Rep. Fred Wood, R-Burley, a backer of exchange development, told IdahoReporter.com that he wants the state’s two departments working on the idea to explore using private contractors to build the program.
But the head of one of the departments working on it says Wood's idea likely isn't feasible.
Dick Armstrong, head of the Idaho Department of Health and Welfare, told members of the House Health and Welfare Committee that the availability of companies for exchange creation may be limited. “There are only a few companies in this nation capable of doing this,” Armstrong warned.
Though some companies can do it, the director said most are already being utilized by the federal government or other states in the push to build other exchanges before the Jan. 1, 2014, deadline. “These firms are all engaged,” Armstrong said, adding that he’s lost people from within his department who took jobs doing similar work with exchange contractors.
And even if the state could find a way to get contractors to do the work – if eventually approved – Armstrong says hiring them would be cost-prohibitive. “Prices have gone through the roof,” Armstrong said, citing demand from nearly every state to have contractors build exchanges.
Still, Wood is confident contractors will be eyed in the run-up to the exchange vote. “I’m sure we will, but I don’t know yet,” Wood said about exploring contractors to build the program. “We’ll just have to wait and see.”
The Idaho Department of Insurance, the flagship agency in exchange development, isn’t hot on the idea of using contractors, either.
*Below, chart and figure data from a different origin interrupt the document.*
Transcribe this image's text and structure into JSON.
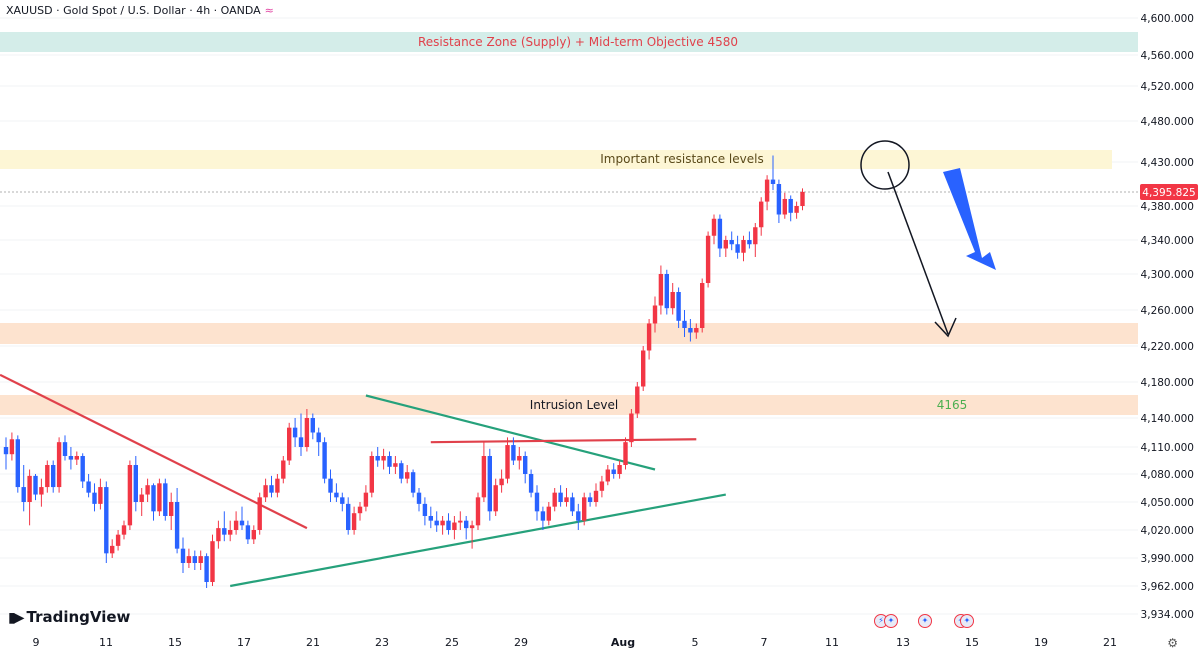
{
  "header": {
    "symbol_title": "XAUUSD · Gold Spot / U.S. Dollar · 4h · OANDA",
    "wave_icon": "wave-icon"
  },
  "price_axis": {
    "ticks": [
      "4,600.000",
      "4,560.000",
      "4,520.000",
      "4,480.000",
      "4,430.000",
      "4,380.000",
      "4,340.000",
      "4,300.000",
      "4,260.000",
      "4,220.000",
      "4,180.000",
      "4,140.000",
      "4,110.000",
      "4,080.000",
      "4,050.000",
      "4,020.000",
      "3,990.000",
      "3,962.000",
      "3,934.000"
    ],
    "last_price": "4,395.825"
  },
  "date_axis": {
    "ticks": [
      "9",
      "11",
      "15",
      "17",
      "21",
      "23",
      "25",
      "29",
      "Aug",
      "5",
      "7",
      "11",
      "13",
      "15",
      "19",
      "21"
    ]
  },
  "zones": {
    "supply": "Resistance Zone (Supply) + Mid-term Objective 4580",
    "important": "Important resistance levels",
    "intrusion": "Intrusion Level",
    "intrusion_value": "4165"
  },
  "branding": {
    "logo_text": "TradingView",
    "logo_icon": "tradingview-logo-icon"
  },
  "colors": {
    "up": "#f23645",
    "down": "#2962ff",
    "green_line": "#26a17b",
    "red_line": "#e0414b",
    "supply_zone": "#d4ede9",
    "important_zone": "#fdf6d5",
    "orange_zone": "#fde3cf",
    "arrow_blue": "#2962ff"
  },
  "chart_data": {
    "type": "candlestick",
    "instrument": "XAUUSD",
    "timeframe": "4h",
    "y_range": [
      3920,
      4620
    ],
    "last_price": 4395.825,
    "zones": [
      {
        "label": "Resistance Zone (Supply) + Mid-term Objective 4580",
        "from": 4560,
        "to": 4582
      },
      {
        "label": "Important resistance levels",
        "from": 4420,
        "to": 4440
      },
      {
        "label": "",
        "from": 4222,
        "to": 4244
      },
      {
        "label": "Intrusion Level",
        "from": 4143,
        "to": 4165
      }
    ],
    "candles": [
      {
        "o": 4110,
        "h": 4120,
        "l": 4085,
        "c": 4102
      },
      {
        "o": 4102,
        "h": 4125,
        "l": 4095,
        "c": 4118
      },
      {
        "o": 4118,
        "h": 4122,
        "l": 4060,
        "c": 4066
      },
      {
        "o": 4066,
        "h": 4090,
        "l": 4040,
        "c": 4050
      },
      {
        "o": 4050,
        "h": 4085,
        "l": 4025,
        "c": 4078
      },
      {
        "o": 4078,
        "h": 4080,
        "l": 4052,
        "c": 4058
      },
      {
        "o": 4058,
        "h": 4075,
        "l": 4045,
        "c": 4066
      },
      {
        "o": 4066,
        "h": 4095,
        "l": 4060,
        "c": 4090
      },
      {
        "o": 4090,
        "h": 4095,
        "l": 4060,
        "c": 4066
      },
      {
        "o": 4066,
        "h": 4120,
        "l": 4060,
        "c": 4115
      },
      {
        "o": 4115,
        "h": 4122,
        "l": 4095,
        "c": 4100
      },
      {
        "o": 4100,
        "h": 4110,
        "l": 4085,
        "c": 4096
      },
      {
        "o": 4096,
        "h": 4105,
        "l": 4090,
        "c": 4100
      },
      {
        "o": 4100,
        "h": 4103,
        "l": 4065,
        "c": 4072
      },
      {
        "o": 4072,
        "h": 4080,
        "l": 4055,
        "c": 4060
      },
      {
        "o": 4060,
        "h": 4070,
        "l": 4040,
        "c": 4048
      },
      {
        "o": 4048,
        "h": 4075,
        "l": 4042,
        "c": 4066
      },
      {
        "o": 4066,
        "h": 4072,
        "l": 3985,
        "c": 3995
      },
      {
        "o": 3995,
        "h": 4010,
        "l": 3990,
        "c": 4003
      },
      {
        "o": 4003,
        "h": 4020,
        "l": 3998,
        "c": 4015
      },
      {
        "o": 4015,
        "h": 4030,
        "l": 4010,
        "c": 4025
      },
      {
        "o": 4025,
        "h": 4095,
        "l": 4020,
        "c": 4090
      },
      {
        "o": 4090,
        "h": 4100,
        "l": 4040,
        "c": 4050
      },
      {
        "o": 4050,
        "h": 4065,
        "l": 4035,
        "c": 4058
      },
      {
        "o": 4058,
        "h": 4075,
        "l": 4050,
        "c": 4068
      },
      {
        "o": 4068,
        "h": 4070,
        "l": 4030,
        "c": 4040
      },
      {
        "o": 4040,
        "h": 4075,
        "l": 4035,
        "c": 4070
      },
      {
        "o": 4070,
        "h": 4075,
        "l": 4030,
        "c": 4035
      },
      {
        "o": 4035,
        "h": 4060,
        "l": 4020,
        "c": 4050
      },
      {
        "o": 4050,
        "h": 4065,
        "l": 3995,
        "c": 4000
      },
      {
        "o": 4000,
        "h": 4012,
        "l": 3975,
        "c": 3985
      },
      {
        "o": 3985,
        "h": 4000,
        "l": 3980,
        "c": 3992
      },
      {
        "o": 3992,
        "h": 3998,
        "l": 3978,
        "c": 3985
      },
      {
        "o": 3985,
        "h": 3998,
        "l": 3978,
        "c": 3992
      },
      {
        "o": 3992,
        "h": 3995,
        "l": 3960,
        "c": 3966
      },
      {
        "o": 3966,
        "h": 4015,
        "l": 3962,
        "c": 4008
      },
      {
        "o": 4008,
        "h": 4030,
        "l": 4000,
        "c": 4022
      },
      {
        "o": 4022,
        "h": 4040,
        "l": 4008,
        "c": 4015
      },
      {
        "o": 4015,
        "h": 4030,
        "l": 4008,
        "c": 4020
      },
      {
        "o": 4020,
        "h": 4040,
        "l": 4015,
        "c": 4030
      },
      {
        "o": 4030,
        "h": 4045,
        "l": 4020,
        "c": 4025
      },
      {
        "o": 4025,
        "h": 4030,
        "l": 4005,
        "c": 4010
      },
      {
        "o": 4010,
        "h": 4025,
        "l": 4005,
        "c": 4020
      },
      {
        "o": 4020,
        "h": 4060,
        "l": 4015,
        "c": 4055
      },
      {
        "o": 4055,
        "h": 4075,
        "l": 4050,
        "c": 4068
      },
      {
        "o": 4068,
        "h": 4078,
        "l": 4055,
        "c": 4060
      },
      {
        "o": 4060,
        "h": 4080,
        "l": 4055,
        "c": 4075
      },
      {
        "o": 4075,
        "h": 4100,
        "l": 4070,
        "c": 4095
      },
      {
        "o": 4095,
        "h": 4135,
        "l": 4090,
        "c": 4130
      },
      {
        "o": 4130,
        "h": 4140,
        "l": 4110,
        "c": 4120
      },
      {
        "o": 4120,
        "h": 4145,
        "l": 4100,
        "c": 4110
      },
      {
        "o": 4110,
        "h": 4150,
        "l": 4105,
        "c": 4140
      },
      {
        "o": 4140,
        "h": 4145,
        "l": 4118,
        "c": 4125
      },
      {
        "o": 4125,
        "h": 4130,
        "l": 4100,
        "c": 4115
      },
      {
        "o": 4115,
        "h": 4120,
        "l": 4070,
        "c": 4075
      },
      {
        "o": 4075,
        "h": 4085,
        "l": 4050,
        "c": 4060
      },
      {
        "o": 4060,
        "h": 4070,
        "l": 4050,
        "c": 4055
      },
      {
        "o": 4055,
        "h": 4060,
        "l": 4040,
        "c": 4048
      },
      {
        "o": 4048,
        "h": 4055,
        "l": 4015,
        "c": 4020
      },
      {
        "o": 4020,
        "h": 4045,
        "l": 4015,
        "c": 4038
      },
      {
        "o": 4038,
        "h": 4050,
        "l": 4030,
        "c": 4045
      },
      {
        "o": 4045,
        "h": 4068,
        "l": 4040,
        "c": 4060
      },
      {
        "o": 4060,
        "h": 4105,
        "l": 4055,
        "c": 4100
      },
      {
        "o": 4100,
        "h": 4110,
        "l": 4088,
        "c": 4095
      },
      {
        "o": 4095,
        "h": 4108,
        "l": 4085,
        "c": 4100
      },
      {
        "o": 4100,
        "h": 4105,
        "l": 4080,
        "c": 4088
      },
      {
        "o": 4088,
        "h": 4100,
        "l": 4080,
        "c": 4092
      },
      {
        "o": 4092,
        "h": 4095,
        "l": 4070,
        "c": 4075
      },
      {
        "o": 4075,
        "h": 4090,
        "l": 4070,
        "c": 4082
      },
      {
        "o": 4082,
        "h": 4085,
        "l": 4055,
        "c": 4060
      },
      {
        "o": 4060,
        "h": 4065,
        "l": 4040,
        "c": 4048
      },
      {
        "o": 4048,
        "h": 4055,
        "l": 4025,
        "c": 4035
      },
      {
        "o": 4035,
        "h": 4045,
        "l": 4022,
        "c": 4030
      },
      {
        "o": 4030,
        "h": 4040,
        "l": 4018,
        "c": 4025
      },
      {
        "o": 4025,
        "h": 4035,
        "l": 4015,
        "c": 4030
      },
      {
        "o": 4030,
        "h": 4038,
        "l": 4015,
        "c": 4020
      },
      {
        "o": 4020,
        "h": 4035,
        "l": 4010,
        "c": 4028
      },
      {
        "o": 4028,
        "h": 4040,
        "l": 4020,
        "c": 4030
      },
      {
        "o": 4030,
        "h": 4035,
        "l": 4010,
        "c": 4022
      },
      {
        "o": 4022,
        "h": 4030,
        "l": 4000,
        "c": 4025
      },
      {
        "o": 4025,
        "h": 4060,
        "l": 4020,
        "c": 4055
      },
      {
        "o": 4055,
        "h": 4115,
        "l": 4050,
        "c": 4100
      },
      {
        "o": 4100,
        "h": 4108,
        "l": 4030,
        "c": 4040
      },
      {
        "o": 4040,
        "h": 4075,
        "l": 4035,
        "c": 4068
      },
      {
        "o": 4068,
        "h": 4085,
        "l": 4060,
        "c": 4075
      },
      {
        "o": 4075,
        "h": 4120,
        "l": 4070,
        "c": 4112
      },
      {
        "o": 4112,
        "h": 4120,
        "l": 4090,
        "c": 4095
      },
      {
        "o": 4095,
        "h": 4110,
        "l": 4085,
        "c": 4100
      },
      {
        "o": 4100,
        "h": 4105,
        "l": 4070,
        "c": 4080
      },
      {
        "o": 4080,
        "h": 4085,
        "l": 4055,
        "c": 4060
      },
      {
        "o": 4060,
        "h": 4068,
        "l": 4030,
        "c": 4040
      },
      {
        "o": 4040,
        "h": 4045,
        "l": 4020,
        "c": 4030
      },
      {
        "o": 4030,
        "h": 4050,
        "l": 4025,
        "c": 4045
      },
      {
        "o": 4045,
        "h": 4065,
        "l": 4040,
        "c": 4060
      },
      {
        "o": 4060,
        "h": 4068,
        "l": 4045,
        "c": 4050
      },
      {
        "o": 4050,
        "h": 4065,
        "l": 4045,
        "c": 4055
      },
      {
        "o": 4055,
        "h": 4060,
        "l": 4035,
        "c": 4040
      },
      {
        "o": 4040,
        "h": 4048,
        "l": 4020,
        "c": 4030
      },
      {
        "o": 4030,
        "h": 4060,
        "l": 4025,
        "c": 4055
      },
      {
        "o": 4055,
        "h": 4060,
        "l": 4045,
        "c": 4050
      },
      {
        "o": 4050,
        "h": 4070,
        "l": 4045,
        "c": 4062
      },
      {
        "o": 4062,
        "h": 4078,
        "l": 4055,
        "c": 4072
      },
      {
        "o": 4072,
        "h": 4090,
        "l": 4068,
        "c": 4085
      },
      {
        "o": 4085,
        "h": 4092,
        "l": 4075,
        "c": 4080
      },
      {
        "o": 4080,
        "h": 4095,
        "l": 4075,
        "c": 4090
      },
      {
        "o": 4090,
        "h": 4120,
        "l": 4085,
        "c": 4115
      },
      {
        "o": 4115,
        "h": 4150,
        "l": 4110,
        "c": 4145
      },
      {
        "o": 4145,
        "h": 4180,
        "l": 4140,
        "c": 4175
      },
      {
        "o": 4175,
        "h": 4220,
        "l": 4170,
        "c": 4215
      },
      {
        "o": 4215,
        "h": 4250,
        "l": 4205,
        "c": 4245
      },
      {
        "o": 4245,
        "h": 4275,
        "l": 4235,
        "c": 4265
      },
      {
        "o": 4265,
        "h": 4310,
        "l": 4255,
        "c": 4300
      },
      {
        "o": 4300,
        "h": 4305,
        "l": 4255,
        "c": 4262
      },
      {
        "o": 4262,
        "h": 4290,
        "l": 4255,
        "c": 4280
      },
      {
        "o": 4280,
        "h": 4285,
        "l": 4240,
        "c": 4248
      },
      {
        "o": 4248,
        "h": 4260,
        "l": 4230,
        "c": 4240
      },
      {
        "o": 4240,
        "h": 4250,
        "l": 4225,
        "c": 4235
      },
      {
        "o": 4235,
        "h": 4245,
        "l": 4228,
        "c": 4240
      },
      {
        "o": 4240,
        "h": 4295,
        "l": 4235,
        "c": 4290
      },
      {
        "o": 4290,
        "h": 4350,
        "l": 4285,
        "c": 4345
      },
      {
        "o": 4345,
        "h": 4370,
        "l": 4335,
        "c": 4365
      },
      {
        "o": 4365,
        "h": 4370,
        "l": 4320,
        "c": 4330
      },
      {
        "o": 4330,
        "h": 4345,
        "l": 4320,
        "c": 4340
      },
      {
        "o": 4340,
        "h": 4350,
        "l": 4328,
        "c": 4335
      },
      {
        "o": 4335,
        "h": 4345,
        "l": 4318,
        "c": 4325
      },
      {
        "o": 4325,
        "h": 4345,
        "l": 4315,
        "c": 4340
      },
      {
        "o": 4340,
        "h": 4350,
        "l": 4330,
        "c": 4335
      },
      {
        "o": 4335,
        "h": 4360,
        "l": 4320,
        "c": 4355
      },
      {
        "o": 4355,
        "h": 4390,
        "l": 4345,
        "c": 4385
      },
      {
        "o": 4385,
        "h": 4415,
        "l": 4375,
        "c": 4410
      },
      {
        "o": 4410,
        "h": 4438,
        "l": 4398,
        "c": 4405
      },
      {
        "o": 4405,
        "h": 4410,
        "l": 4360,
        "c": 4370
      },
      {
        "o": 4370,
        "h": 4395,
        "l": 4365,
        "c": 4388
      },
      {
        "o": 4388,
        "h": 4392,
        "l": 4362,
        "c": 4372
      },
      {
        "o": 4372,
        "h": 4385,
        "l": 4365,
        "c": 4380
      },
      {
        "o": 4380,
        "h": 4400,
        "l": 4375,
        "c": 4396
      }
    ],
    "trendlines": [
      {
        "name": "",
        "color": "red",
        "from": {
          "candle": -1,
          "price": 4188
        },
        "to": {
          "candle": 51,
          "price": 4022
        }
      },
      {
        "name": "",
        "color": "green",
        "from": {
          "candle": 61,
          "price": 4165
        },
        "to": {
          "candle": 110,
          "price": 4085
        }
      },
      {
        "name": "",
        "color": "green",
        "from": {
          "candle": 38,
          "price": 3962
        },
        "to": {
          "candle": 122,
          "price": 4058
        }
      },
      {
        "name": "",
        "color": "red",
        "from": {
          "candle": 72,
          "price": 4115
        },
        "to": {
          "candle": 117,
          "price": 4118
        }
      }
    ],
    "projection_arrow": {
      "from": 4430,
      "to": 4230
    },
    "title": "",
    "xlabel": "",
    "ylabel": ""
  }
}
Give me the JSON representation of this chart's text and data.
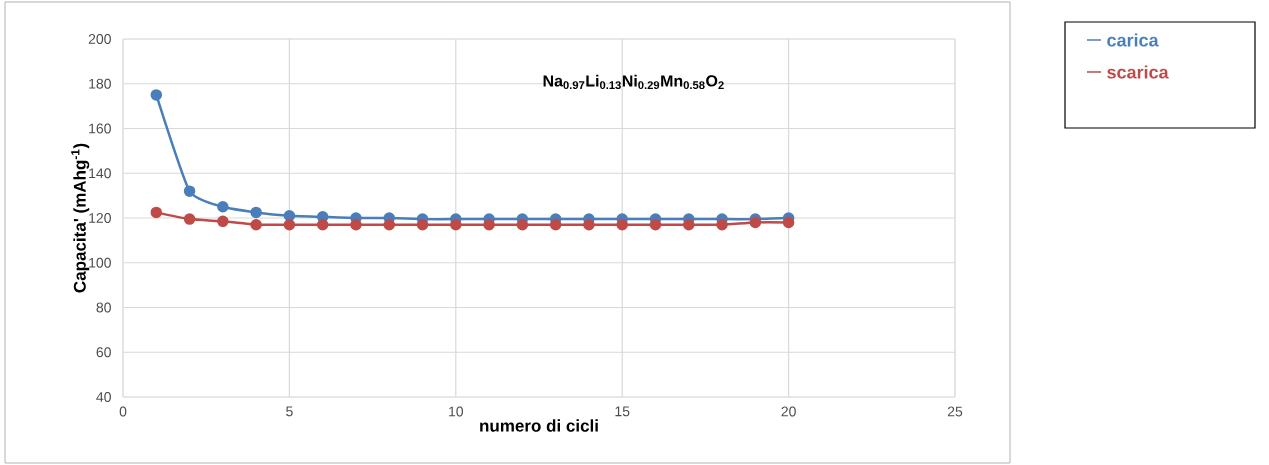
{
  "chart_data": {
    "type": "line",
    "xlabel": "numero di cicli",
    "ylabel": "Capacita' (mAhg$^{-1}$)",
    "annotations": [
      "Na$_{0.97}$Li$_{0.13}$Ni$_{0.29}$Mn$_{0.58}$O$_{2}$"
    ],
    "x": [
      1,
      2,
      3,
      4,
      5,
      6,
      7,
      8,
      9,
      10,
      11,
      12,
      13,
      14,
      15,
      16,
      17,
      18,
      19,
      20
    ],
    "series": [
      {
        "name": "carica",
        "color": "#4a7ebb",
        "values": [
          175,
          132,
          125,
          122.5,
          121,
          120.5,
          120,
          120,
          119.5,
          119.5,
          119.5,
          119.5,
          119.5,
          119.5,
          119.5,
          119.5,
          119.5,
          119.5,
          119.5,
          120
        ]
      },
      {
        "name": "scarica",
        "color": "#be4b48",
        "values": [
          122.5,
          119.5,
          118.5,
          117,
          117,
          117,
          117,
          117,
          117,
          117,
          117,
          117,
          117,
          117,
          117,
          117,
          117,
          117,
          118,
          118
        ]
      }
    ],
    "xlim": [
      0,
      25
    ],
    "xticks": [
      0,
      5,
      10,
      15,
      20,
      25
    ],
    "ylim": [
      40,
      200
    ],
    "yticks": [
      40,
      60,
      80,
      100,
      120,
      140,
      160,
      180,
      200
    ],
    "grid": true,
    "legend": "right",
    "marker": "circle",
    "line_style": "solid"
  }
}
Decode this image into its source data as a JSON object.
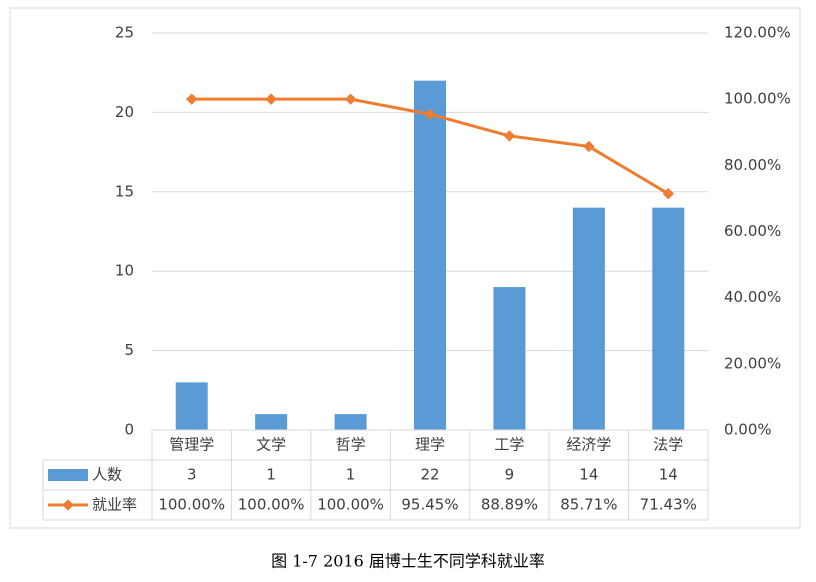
{
  "chart_data": {
    "type": "bar",
    "categories": [
      "管理学",
      "文学",
      "哲学",
      "理学",
      "工学",
      "经济学",
      "法学"
    ],
    "series": [
      {
        "name": "人数",
        "color": "#5b9bd5",
        "values": [
          3,
          1,
          1,
          22,
          9,
          14,
          14
        ]
      },
      {
        "name": "就业率",
        "color": "#ed7d31",
        "type": "line",
        "axis": "y2",
        "values": [
          100,
          100,
          100,
          95.45,
          88.89,
          85.71,
          71.43
        ],
        "value_labels": [
          "100.00%",
          "100.00%",
          "100.00%",
          "95.45%",
          "88.89%",
          "85.71%",
          "71.43%"
        ]
      }
    ],
    "ylim": [
      0,
      25
    ],
    "yticks": [
      0,
      5,
      10,
      15,
      20,
      25
    ],
    "y2lim": [
      0,
      120
    ],
    "y2ticks": [
      {
        "value": 0,
        "label": "0.00%"
      },
      {
        "value": 20,
        "label": "20.00%"
      },
      {
        "value": 40,
        "label": "40.00%"
      },
      {
        "value": 60,
        "label": "60.00%"
      },
      {
        "value": 80,
        "label": "80.00%"
      },
      {
        "value": 100,
        "label": "100.00%"
      },
      {
        "value": 120,
        "label": "120.00%"
      }
    ],
    "grid": true,
    "caption": "图 1-7 2016 届博士生不同学科就业率"
  }
}
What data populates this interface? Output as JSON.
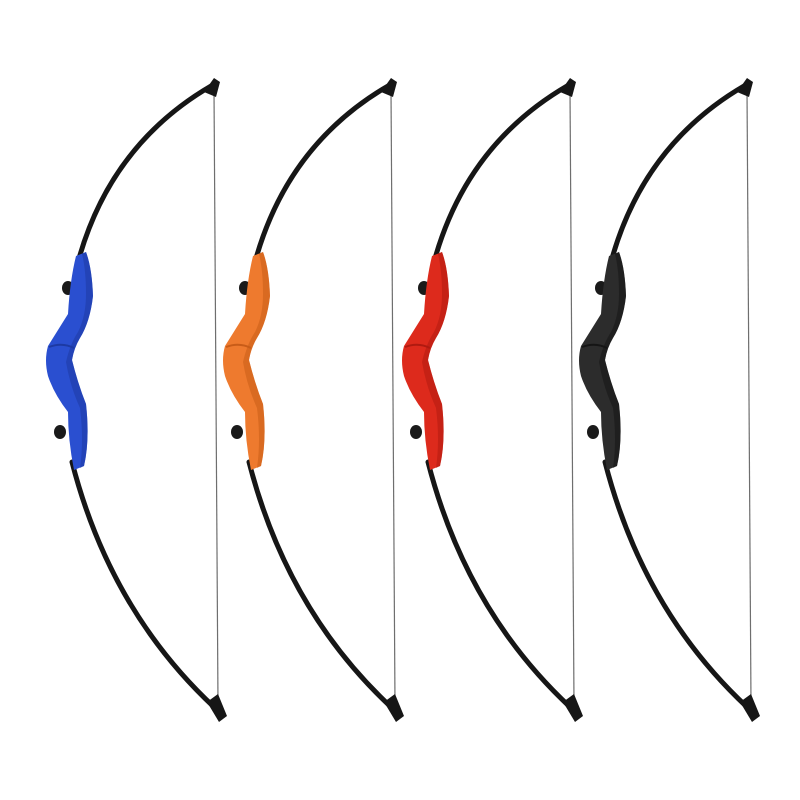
{
  "background_color": "#ffffff",
  "limb_color": "#161616",
  "string_color": "#6e6e6e",
  "bows": [
    {
      "name": "blue",
      "riser_color": "#2a4fd0",
      "riser_shade": "#1d3aa3"
    },
    {
      "name": "orange",
      "riser_color": "#ee7a2e",
      "riser_shade": "#c85c18"
    },
    {
      "name": "red",
      "riser_color": "#dd2a1c",
      "riser_shade": "#b01a10"
    },
    {
      "name": "black",
      "riser_color": "#2c2c2c",
      "riser_shade": "#151515"
    }
  ]
}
In an informational document about the program, DOI officials wrote that, “Health and Welfare has the technical expertise and knowledge” to aid exchange development.
Because DOI and DHW need “tight integration” of their systems in an exchange, insurance officials believe the state is best fit to do the job. “Outsourcing development of an exchange would be far more costly than utilizing DHW’s expertise and their availability of obtaining technical resources.”
Officials have until Jan. 1, 2013, to build a federally-certified exchange. The federal government handed the state $20 million to do the job, though lawmakers are undecided if they will authorize use of the funds.